I am going to be honest, no, he isn't generally nice. But I made poor choices, I got pregnant with him when I was only 15, so maybe I have not been a good mother. His own father is amazing though, took care of his son and still does.

For the other poster who asked, he isn't moving anytime soon. He goes Uni, 20 mins away and wants to stay until he finishes he studies, which I have 0 issue with.

OP posts:
Pootle23 · 28/12/2023 22:12

I’m with the he needs to grow up team.

A little girl needs the stability of calling you Mum and your man child is having a hissy fit. Tell him to stop being so pathetic and grow up.

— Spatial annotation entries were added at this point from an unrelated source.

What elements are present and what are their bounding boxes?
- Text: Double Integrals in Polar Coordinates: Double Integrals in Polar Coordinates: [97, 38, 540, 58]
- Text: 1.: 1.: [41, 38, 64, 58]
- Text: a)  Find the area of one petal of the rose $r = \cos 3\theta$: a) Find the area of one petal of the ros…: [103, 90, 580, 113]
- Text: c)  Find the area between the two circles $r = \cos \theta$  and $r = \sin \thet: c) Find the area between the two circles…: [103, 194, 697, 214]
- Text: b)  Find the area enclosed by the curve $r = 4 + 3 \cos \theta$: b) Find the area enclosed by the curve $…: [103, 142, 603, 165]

FraiseRoyale · 28/12/2023 22:12

OP, you say he has a problem with your stepdaughter. How does he treat her? Because I would have a real problem with an adult in my home treating a child unkindly.

MerryBlueberry · 28/12/2023 22:13

RedHelenB · 28/12/2023 21:42

But you're not her mum. Could she call you mum and then your name? Having said that , it's not up to your son to decide.

Eh? She has not seen her own mum for 4 years, this mother figure treats her like a daughter. Are you saying all adoptive and step parents who step in when a parent dies is not a parent? Of course she is her mum and it’s wonderful that she wants to call you tha5 @Lospecesenelrio and you see her as your daughter. Your son is being crazy and there must be a reason. Does he think he’ll have less inheritance? Ask him what will happen when you adopt her.

Sallybegood · 28/12/2023 22:14

Feelingdozy · 28/12/2023 22:03

Do you think he could be concerned that everyone else in the family will be calling you both mum and dad, while he will say mum and William - making him feel the odd one out/ not part of the family? Especially as he’s older, he might feel excluded/less special. Not saying that’s the case just if he’s insecure he might feel like that?

This is a good post. Would William be ok with your son calling him Dad? Would his actual father be ok if he understood the reason? If so then maybe make that offer to your son? He may not want to act on it but at least you’d have made the offer.